Last fall, I visited a new restaurant and lounge in London called Hix. It specializes in revivals and adaptations of early-19th-century British libations, including a rum shrub of the sort one might have sipped during the reign of King George III. (Shrubs typically involved fresh fruits preserved in vinegar, then mixed with spirits.) I thought it was uncommonly delicious, and immediately felt traitorous for thinking so. The early Brits were famous for guzzling sweetened gin in large and harmful quantities, not for producing mixed drinks of sophistication or quality. The Americans were supposedly the ones who did that.
The drink catechism has long held that cocktails as we know them were created by “Professor” Jerry Thomas, a pioneering and flamboyant American bartender who published the first bar manual in 1862. David Wondrich, the author of Imbibe!, the most comprehensive account of Thomas’s work, did much to secure this reputation. His book advanced the notion, now commonly repeated, that cocktails are a reflection of our native genius, as American as apple pie and baseball.
“And it turns out that’s precisely true,” Wondrich told me recently. “Because they made apple pies in Europe before we did. And they played rounders before we did. Whenever you look into any of these things and poke at the beginning, you’re suddenly earlier.”

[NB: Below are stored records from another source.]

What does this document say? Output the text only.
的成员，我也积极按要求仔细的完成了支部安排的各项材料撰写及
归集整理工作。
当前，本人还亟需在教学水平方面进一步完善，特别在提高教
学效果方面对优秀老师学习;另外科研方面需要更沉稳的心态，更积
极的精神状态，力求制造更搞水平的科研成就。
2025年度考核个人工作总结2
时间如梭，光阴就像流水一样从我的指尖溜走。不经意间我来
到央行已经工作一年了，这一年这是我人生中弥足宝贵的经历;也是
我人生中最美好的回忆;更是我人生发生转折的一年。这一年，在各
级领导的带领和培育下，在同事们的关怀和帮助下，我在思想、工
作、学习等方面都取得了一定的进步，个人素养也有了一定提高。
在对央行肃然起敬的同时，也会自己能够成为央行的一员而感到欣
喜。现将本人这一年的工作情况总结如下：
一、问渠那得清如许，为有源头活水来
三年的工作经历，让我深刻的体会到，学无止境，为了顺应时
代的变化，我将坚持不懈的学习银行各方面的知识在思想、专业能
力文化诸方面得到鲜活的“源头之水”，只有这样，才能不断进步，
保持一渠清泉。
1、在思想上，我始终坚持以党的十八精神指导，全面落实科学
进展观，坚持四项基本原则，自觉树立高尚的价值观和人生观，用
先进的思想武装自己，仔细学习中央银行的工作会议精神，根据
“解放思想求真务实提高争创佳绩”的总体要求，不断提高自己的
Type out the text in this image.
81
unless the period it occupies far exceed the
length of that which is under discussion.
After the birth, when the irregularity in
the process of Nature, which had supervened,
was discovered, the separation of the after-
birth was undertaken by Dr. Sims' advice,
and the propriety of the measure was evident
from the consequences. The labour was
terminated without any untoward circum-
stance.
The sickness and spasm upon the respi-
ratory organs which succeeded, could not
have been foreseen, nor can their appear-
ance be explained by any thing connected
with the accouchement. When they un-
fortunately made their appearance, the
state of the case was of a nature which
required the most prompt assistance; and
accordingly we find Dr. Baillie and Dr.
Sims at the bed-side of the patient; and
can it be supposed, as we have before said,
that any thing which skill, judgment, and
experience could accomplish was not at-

While researching Imbibe!, Wondrich had been intrigued by Thomas’s frequent mentions of punch—spirits mixed with citrus juice and other flavorings. Wondrich suspected that such drinks represented a British precursor to the modern American cocktail. He investigated for his next book, Punch: The Delights and Dangers of the Flowing Bowl, due out this fall, and his suspicions were confirmed. “As far as I can tell,” he said, “the British pretty much invented mixology with spirits when they came up with punch.”
In particular, Wondrich now singles out James Ashley, who ran a famous punch house in London from 1731 to 1776, as “the world’s first celebrity mixologist.” Ashley refined the idea of mixed drinks with spirits, even serving his concoctions in smaller, individually mixed cups rather than big bowls. Wondrich found further accounts, from around the same time, of other barmen in England serving up proto-cocktails like sweetened gin mixed with bitters.
Hix is attracting considerable attention for its revival of these drinks, which accompany its oddly trendy adaptations of ancient English fare, like pollack fingers on mushy peas. Nick Strangeway, a noted London compounder of cocktails, was given a mandate to serve up something in period and authentic, and not to coddle the taste buds of Hix’s customers. Among the drinks he revived was the Lamb’s Wool, which dates to the 1640s and involves heated beer and fruit purees. “I didn’t think anyone would buy it,” he told me. “People don’t like it when you mess with their beer.” He was wrong, and it’s now among the more popular drinks. I didn’t order a Lamb’s Wool, but very much enjoyed his shrub, made with citrus-infused rum and scalded milk served over ice. I also liked a drink called Robert Burns’s Hunting Flask, made with warmed whiskey infused with currants, ginger, and citrus. These were rich and complicated drinks, and I think they could prove popular on this side of the Atlantic. Bowls of delicious punch have already made inroads into bars like Death & Co in New York and Rickhouse in San Francisco. Perhaps we’ll see a wave of neo-colonial taverns staffed by toothless barmaids in mobcaps, ladling drink out of firkins. Or, possibly, not.
Wondrich insists that history doesn’t need to be rewritten, merely revised: cocktails may have been invented in Britain, but they were roundly reimagined and reinvented in the United States. Americans brought to the bar a wider array of liquors and other ingredients, and started doing fine things with ice when it became commonly available. The Martini and the Manhattan came about when Americans had the freakish idea of mixing wine and spirits. And Jerry Thomas remains best known for the Blue Blazer, a Scotch drink he lit on fire and poured back and forth, still aflame, between two tankards. “Folk music became rock and roll here, and drink became more vulgar and more democratic at the same time,” Wondrich told me. “Jerry Thomas’s mixology was far more brash, and with far more showmanship. It all has European roots, but the Europeans just didn’t do it with that same kind of big-balled swagger.”
Which, now that I think about it, would make an excellent name for a 21st-century punch house.